Wednesday, January 10, 2007

Male Breast Cancer

Breast cancer in men is rare but it does happen. In Australia, male breast cancer accounts for around 0.2 per cent of all cancers, which is fewer than 100 cases a year.

In the United States, where most of the research and support for men with breast cancer has been established, in 2001 there were approximately 1400 diagnosed cases of male breast cancer. Of these, 31 per cent — or 400 men — will die from the disease.

In breast cancer cases among women, the mortality rate is actually lower, at 25 per cent. That a higher percentage of men die from the disease is mainly due to delayed diagnosis.

Professor Bruce Armstrong, director of research at the Cancer Council of NSW, reiterates the situation for men in Australia: “The biggest issue here is that for men it is a largely unexpected disease ... and it’s not something that’s being looked for.”

As men are mainly unaware of breast cancer they do not regularly examine themselves, and doctors may not examine symptoms either. If men are concerned with breast anomalies, they will generally delay seeing a physician.

In a 1988 study of 217 men with breast cancer in the USA, it was found that they waited an average of more than 10 months before calling a doctor regarding their symptoms. As a result, in 41 per cent of cases the cancer had already spread to other parts of their bodies by the time of diagnosis.

Graham, a Sydney man diagnosed with breast cancer five and a half years ago, was aware men could develop breast cancer, so when he discovered a lump in his breast he saw a physician immediately.

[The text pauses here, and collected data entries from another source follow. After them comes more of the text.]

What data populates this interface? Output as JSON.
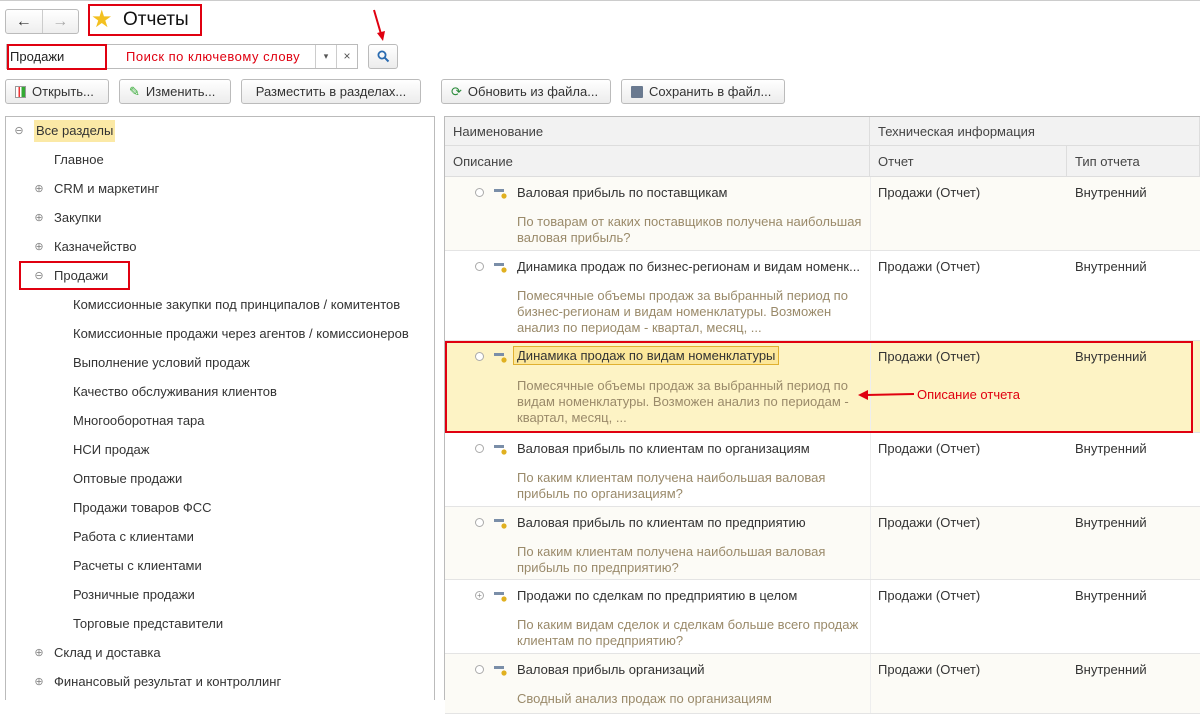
{
  "header": {
    "title": "Отчеты",
    "back": "←",
    "forward": "→"
  },
  "search": {
    "value": "Продажи",
    "hint": "Поиск по ключевому слову",
    "clear": "×"
  },
  "toolbar": {
    "open": "Открыть...",
    "edit": "Изменить...",
    "place": "Разместить в разделах...",
    "update": "Обновить из файла...",
    "save": "Сохранить в файл..."
  },
  "tree": [
    {
      "label": "Все разделы",
      "level": 0,
      "toggle": "⊖"
    },
    {
      "label": "Главное",
      "level": 1,
      "toggle": ""
    },
    {
      "label": "CRM и маркетинг",
      "level": 1,
      "toggle": "⊕"
    },
    {
      "label": "Закупки",
      "level": 1,
      "toggle": "⊕"
    },
    {
      "label": "Казначейство",
      "level": 1,
      "toggle": "⊕"
    },
    {
      "label": "Продажи",
      "level": 1,
      "toggle": "⊖"
    },
    {
      "label": "Комиссионные закупки под принципалов / комитентов",
      "level": 2,
      "toggle": ""
    },
    {
      "label": "Комиссионные продажи через агентов / комиссионеров",
      "level": 2,
      "toggle": ""
    },
    {
      "label": "Выполнение условий продаж",
      "level": 2,
      "toggle": ""
    },
    {
      "label": "Качество обслуживания клиентов",
      "level": 2,
      "toggle": ""
    },
    {
      "label": "Многооборотная тара",
      "level": 2,
      "toggle": ""
    },
    {
      "label": "НСИ продаж",
      "level": 2,
      "toggle": ""
    },
    {
      "label": "Оптовые продажи",
      "level": 2,
      "toggle": ""
    },
    {
      "label": "Продажи товаров ФСС",
      "level": 2,
      "toggle": ""
    },
    {
      "label": "Работа с клиентами",
      "level": 2,
      "toggle": ""
    },
    {
      "label": "Расчеты с клиентами",
      "level": 2,
      "toggle": ""
    },
    {
      "label": "Розничные продажи",
      "level": 2,
      "toggle": ""
    },
    {
      "label": "Торговые представители",
      "level": 2,
      "toggle": ""
    },
    {
      "label": "Склад и доставка",
      "level": 1,
      "toggle": "⊕"
    },
    {
      "label": "Финансовый результат и контроллинг",
      "level": 1,
      "toggle": "⊕"
    }
  ],
  "columns": {
    "name": "Наименование",
    "tech": "Техническая информация",
    "desc": "Описание",
    "report": "Отчет",
    "type": "Тип отчета"
  },
  "rows": [
    {
      "name": "Валовая прибыль по поставщикам",
      "desc": "По товарам от каких поставщиков получена наибольшая валовая прибыль?",
      "report": "Продажи (Отчет)",
      "type": "Внутренний",
      "toggle": ""
    },
    {
      "name": "Динамика продаж по бизнес-регионам и видам номенк...",
      "desc": "Помесячные объемы продаж за выбранный период по бизнес-регионам и видам номенклатуры. Возможен анализ по периодам - квартал, месяц, ...",
      "report": "Продажи (Отчет)",
      "type": "Внутренний",
      "toggle": ""
    },
    {
      "name": "Динамика продаж по видам номенклатуры",
      "desc": "Помесячные объемы продаж за выбранный период по видам номенклатуры. Возможен анализ по периодам - квартал, месяц, ...",
      "report": "Продажи (Отчет)",
      "type": "Внутренний",
      "toggle": "",
      "selected": true
    },
    {
      "name": "Валовая прибыль по клиентам по организациям",
      "desc": "По каким клиентам получена наибольшая валовая прибыль по организациям?",
      "report": "Продажи (Отчет)",
      "type": "Внутренний",
      "toggle": ""
    },
    {
      "name": "Валовая прибыль по клиентам по предприятию",
      "desc": "По каким клиентам получена наибольшая валовая прибыль по предприятию?",
      "report": "Продажи (Отчет)",
      "type": "Внутренний",
      "toggle": ""
    },
    {
      "name": "Продажи по сделкам по предприятию в целом",
      "desc": "По каким видам сделок и сделкам больше всего продаж клиентам по предприятию?",
      "report": "Продажи (Отчет)",
      "type": "Внутренний",
      "toggle": "+"
    },
    {
      "name": "Валовая прибыль организаций",
      "desc": "Сводный анализ продаж по организациям",
      "report": "Продажи (Отчет)",
      "type": "Внутренний",
      "toggle": ""
    }
  ],
  "annotation": {
    "label": "Описание отчета"
  },
  "colors": {
    "accent": "#e00010",
    "selected": "#fdf3c5",
    "desc": "#9a8a6a"
  }
}
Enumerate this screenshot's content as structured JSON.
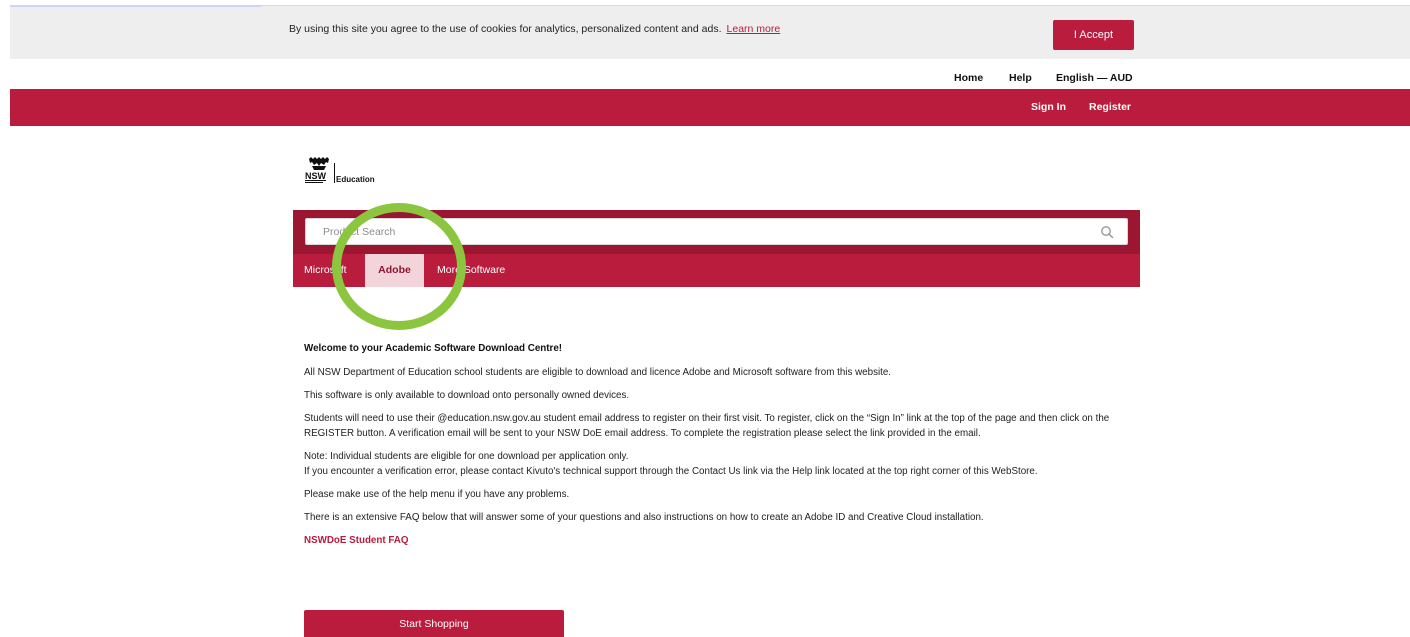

“I hadn’t long turned 56 and I had a shower one morning and I felt this hard lump near my nipple. I rang the doctor next day to get it looked at. He examined me and said he wanted me to get a mammogram and X-ray. I saw him on Monday, had tests done on Tuesday and the next morning at 10am the doctor phoned and said, “Can you come up and see me straight away?”

“He got me to see a surgeon on the Friday and two weeks later they operated on me.
Men in Australia have a one chance in 1676 of developing breast cancer. Women have a one in 11 chance. The Australian Cancer Council’s latest statistics are from 1998, when 90 men nationally were diagnosed with breast cancer and 17 died.

The various types of breast cancer found in women are also diagnosed in men. Almost all breast cancers in men are carcinomas, which is the same for women. Researchers claim survival rates are the same for men and women at various stages of the disease but, mainly because male breast cancer is detected at a later date, the risk of fatality for men is higher.

There are three grades of breast cancer and men invariably develop grade three, the most aggressive form. Men are usually older than women at the time of diagnosis. Men are less likely than women to develop subsequent cancer in the second breast, but are generally more likely than women to have had another type of cancer or to develop another type of cancer later.